The woods are often framed as a nonurban place; an entity separate from, and opposed to, the city—even the world; an eternal refuge that can smoothly be entered and exited, gone into and back out of. But how much of our woods still remains to go into—and on what terms?
As designers, we encounter the woods as building site, as obstacle, and as resource—territory to be cleared, but also to be preserved, cultivated, tamed, or simulated.

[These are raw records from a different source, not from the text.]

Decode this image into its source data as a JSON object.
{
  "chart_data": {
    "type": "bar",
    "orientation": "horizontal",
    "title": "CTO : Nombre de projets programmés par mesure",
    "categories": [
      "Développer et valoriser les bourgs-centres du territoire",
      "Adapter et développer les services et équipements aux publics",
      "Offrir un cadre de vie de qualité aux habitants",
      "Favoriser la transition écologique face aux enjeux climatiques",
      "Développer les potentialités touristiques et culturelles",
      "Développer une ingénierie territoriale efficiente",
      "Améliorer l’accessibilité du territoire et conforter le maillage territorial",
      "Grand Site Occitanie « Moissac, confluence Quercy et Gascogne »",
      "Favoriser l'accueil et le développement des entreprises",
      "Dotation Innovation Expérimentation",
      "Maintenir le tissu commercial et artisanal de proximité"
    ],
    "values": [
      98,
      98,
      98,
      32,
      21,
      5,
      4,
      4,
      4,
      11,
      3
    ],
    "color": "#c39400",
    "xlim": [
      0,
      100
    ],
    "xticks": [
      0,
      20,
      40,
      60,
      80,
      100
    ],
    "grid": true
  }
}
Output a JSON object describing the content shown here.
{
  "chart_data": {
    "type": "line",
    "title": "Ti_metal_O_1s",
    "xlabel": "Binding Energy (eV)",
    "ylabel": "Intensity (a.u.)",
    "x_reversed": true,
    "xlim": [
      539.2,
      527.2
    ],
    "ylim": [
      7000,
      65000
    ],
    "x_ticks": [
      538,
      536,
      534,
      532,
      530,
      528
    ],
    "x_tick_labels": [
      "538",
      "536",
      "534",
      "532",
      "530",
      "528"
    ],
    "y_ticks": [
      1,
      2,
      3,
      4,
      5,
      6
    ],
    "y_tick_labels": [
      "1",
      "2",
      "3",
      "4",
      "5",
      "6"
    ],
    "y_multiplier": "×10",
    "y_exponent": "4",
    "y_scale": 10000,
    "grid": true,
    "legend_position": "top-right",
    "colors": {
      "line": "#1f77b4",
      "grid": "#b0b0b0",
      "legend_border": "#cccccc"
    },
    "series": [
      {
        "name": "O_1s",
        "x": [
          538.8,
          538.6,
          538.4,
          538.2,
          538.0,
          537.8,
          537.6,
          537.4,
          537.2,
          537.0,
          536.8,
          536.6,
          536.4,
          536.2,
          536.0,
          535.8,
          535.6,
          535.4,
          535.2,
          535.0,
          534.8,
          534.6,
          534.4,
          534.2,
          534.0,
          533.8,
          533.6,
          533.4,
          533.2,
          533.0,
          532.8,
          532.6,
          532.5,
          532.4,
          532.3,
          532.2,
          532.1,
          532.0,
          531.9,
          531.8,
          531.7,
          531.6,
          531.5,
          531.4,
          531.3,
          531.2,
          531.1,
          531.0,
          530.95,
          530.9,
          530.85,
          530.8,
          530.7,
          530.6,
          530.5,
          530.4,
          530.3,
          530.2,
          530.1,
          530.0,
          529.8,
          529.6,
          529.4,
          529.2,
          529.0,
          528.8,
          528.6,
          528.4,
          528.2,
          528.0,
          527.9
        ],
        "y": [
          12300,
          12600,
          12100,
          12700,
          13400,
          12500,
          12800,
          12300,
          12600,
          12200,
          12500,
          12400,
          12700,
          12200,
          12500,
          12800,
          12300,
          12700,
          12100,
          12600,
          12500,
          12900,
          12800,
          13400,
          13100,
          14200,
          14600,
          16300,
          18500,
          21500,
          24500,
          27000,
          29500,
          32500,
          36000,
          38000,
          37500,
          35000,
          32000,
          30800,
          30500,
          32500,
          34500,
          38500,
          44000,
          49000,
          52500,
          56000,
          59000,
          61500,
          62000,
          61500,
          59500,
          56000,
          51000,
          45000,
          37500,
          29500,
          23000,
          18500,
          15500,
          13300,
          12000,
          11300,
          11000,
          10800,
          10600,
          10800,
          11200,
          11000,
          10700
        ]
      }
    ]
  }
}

Wood itself—along with its products like lumber, wood pulp, silvichemicals, and charcoal—fuel the building industry and feed architecture. In a period of accelerated climate change, the planet’s woods are disappearing, burning up, threatening and threatened by human existence. How can we holistically address the woods and its ecosystems, and the life and life-giving power they contain?
This issue of Harvard Design Magazine treks into the woods to come to terms with its precarious status as habitat and resource, and to challenge assumptions about wood as material. We won’t be “out of the woods”—this looping conundrum—any time soon, even if the woods as we once knew it, and might still imagine it, has ceased to exist. At the intersection of wilderness, urbanization, and myth, “Into the Woods” embraces contradiction, challenges destruction, and revisits our roots, biological and architectural alike.